2.4 The pool Package


The pool package opens and closes connections automatically. R users establish a connection to a pool. From then on pool gives the query an idle connection or opens a new connection. Besides simplifying client code, pooled connections can also provide a performance boost. To illustrate, I wrote a sample workload consisting of three queries. Next, I wrote a function to execute the queries using dbConnect/dbDisconnect, and a function to execute the queries using a pool.

library(pool)
library(microbenchmark)
library(ggplot2)
queries <- c("SELECT Getdate()","Select Getdate()","Select Getdate()","Select Getdate()")

dbconnectworkload <- function() {
 for(i in 1:length(queries)){
   con <- dbConnect(odbc::odbc(),Driver= myDriver,Server = myServer
                   ,Database = myDatabase,Trusted_Connection='yes')
  dbGetQuery(con,queries[i])
  dbDisconnect(con)
 }
}  

poolcon <- dbPool(odbc::odbc(),Driver= myDriver,Server = myServer
                  ,Database = myDatabase,Trusted_Connection='yes')
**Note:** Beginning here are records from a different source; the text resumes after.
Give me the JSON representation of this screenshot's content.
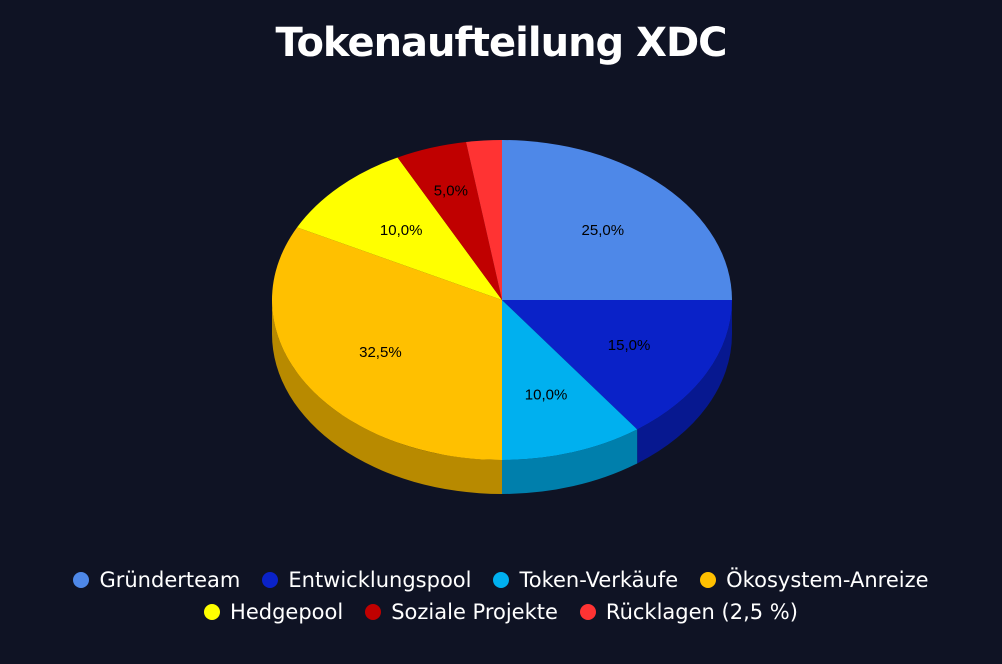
{
  "chart_data": {
    "type": "pie",
    "title": "Tokenaufteilung XDC",
    "slices": [
      {
        "label": "Gründerteam",
        "value": 25.0,
        "display": "25,0%",
        "color": "#4e88e8"
      },
      {
        "label": "Entwicklungspool",
        "value": 15.0,
        "display": "15,0%",
        "color": "#0a22c8"
      },
      {
        "label": "Token-Verkäufe",
        "value": 10.0,
        "display": "10,0%",
        "color": "#00b0ef"
      },
      {
        "label": "Ökosystem-Anreize",
        "value": 32.5,
        "display": "32,5%",
        "color": "#ffc000"
      },
      {
        "label": "Hedgepool",
        "value": 10.0,
        "display": "10,0%",
        "color": "#ffff00"
      },
      {
        "label": "Soziale Projekte",
        "value": 5.0,
        "display": "5,0%",
        "color": "#c00000"
      },
      {
        "label": "Rücklagen (2,5 %)",
        "value": 2.5,
        "display": "",
        "color": "#ff3333"
      }
    ],
    "legend_position": "bottom",
    "style": "3d"
  }
}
dbpoolworkload <- function() {
 for(i in 1:length(queries)){dbGetQuery(poolcon,queries[i])}
}

rs <- microbenchmark(dbconnectworkload() 
                    ,dbpoolworkload(),times = 100)

rs<-as.data.frame(rs)
rs$time <- rs$time/1000000
names(rs) <- c("Connection_Type","Milliseconds")
ggplot(rs, aes(x=Connection_Type, y=Milliseconds , fill=Connection_Type)) +
 geom_boxplot(alpha=0.4) +
    theme(text = element_text(size=16))

The pooled function connection appears to be faster. Profvis shows that most of the time spent in dbconnectworkload is on opening connections.

library(profvis)

profvis({dbconnectworkload ()})